No obstante, algunos de los próximos a Royal matizaron iniciativas como la de Manuel Valls -muy cercano a la candidata y que amenazó con recurrir a la Justicia- y que terciaron para precisar que justamente el Comité de Verificación es la primera jurisdicción del PS.

Aubry, por el contrario, y después de proclamar su victoria en la madrugada del sábado pasado, ha adoptado una actitud más tranquila, como declaró uno de los próximos de la ex ministra, Christophe Borge, quien aseguró a la prensa: "para nosotros todo va bien".

Un responsable del PS se limitó a explicar después de la suspensión de los trabajos de la comisión especial interna que había "pocas federaciones" regionales del partido afectadas por la controversia en relación con los votos.

Varias federaciones denunciaron irregularidades en el recuento, que podrían inclinar la balanza a favor de una u otra, ya que la diferencia de los resultados difundidos el viernes es de tan sólo 42 votos a favor de Aubry, la alcaldesa de Lille (norte de Francia).

La de Moselle (noroeste), por ejemplo, informó de que había atribuido por error 12 votos a Aubry que estaban destinados a Royal y en Gironde (suroeste) también se rectificó el recuento, tras constatar un fallo en la transmisión de datos que favoreció a Royal en 41 apoyos.
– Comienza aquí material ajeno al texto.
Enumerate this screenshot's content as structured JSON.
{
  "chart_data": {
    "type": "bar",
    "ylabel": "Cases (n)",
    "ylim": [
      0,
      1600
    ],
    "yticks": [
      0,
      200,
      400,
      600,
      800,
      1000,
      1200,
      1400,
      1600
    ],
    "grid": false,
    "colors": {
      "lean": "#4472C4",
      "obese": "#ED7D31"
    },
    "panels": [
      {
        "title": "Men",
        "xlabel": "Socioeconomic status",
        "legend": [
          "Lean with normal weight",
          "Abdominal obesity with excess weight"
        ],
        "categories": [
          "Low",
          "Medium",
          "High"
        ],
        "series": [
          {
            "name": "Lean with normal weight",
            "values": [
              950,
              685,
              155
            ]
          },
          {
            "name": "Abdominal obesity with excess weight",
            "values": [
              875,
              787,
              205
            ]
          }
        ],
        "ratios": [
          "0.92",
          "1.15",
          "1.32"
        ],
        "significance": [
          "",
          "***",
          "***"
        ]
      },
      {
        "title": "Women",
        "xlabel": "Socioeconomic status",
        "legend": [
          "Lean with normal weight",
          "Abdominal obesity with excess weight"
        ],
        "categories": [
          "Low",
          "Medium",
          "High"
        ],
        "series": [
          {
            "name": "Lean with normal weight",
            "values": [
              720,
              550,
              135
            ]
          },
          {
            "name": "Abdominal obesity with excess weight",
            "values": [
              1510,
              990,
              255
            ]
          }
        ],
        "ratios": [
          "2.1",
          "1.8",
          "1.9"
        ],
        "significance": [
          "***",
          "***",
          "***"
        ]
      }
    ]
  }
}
El margen de diferencia entre la vencedora y la derrotada resulta exiguo, pero al mismo tiempo clave -sobre un total de 134.734 votos de militantes socialistas- para dirimir con claridad y sin controversia el liderazgo de un partido que, durante el fin de semana, se movió entre acusaciones y denuncias mutuas.

Del espectáculo ofrecido al país por el PS dio testimonio en un editorial el diario "Libération", para el que se podría llegar a dar la "extravagancia" de que el liderazgo del partido se conociera por intervención de un tribunal y no por decisión de sus militantes.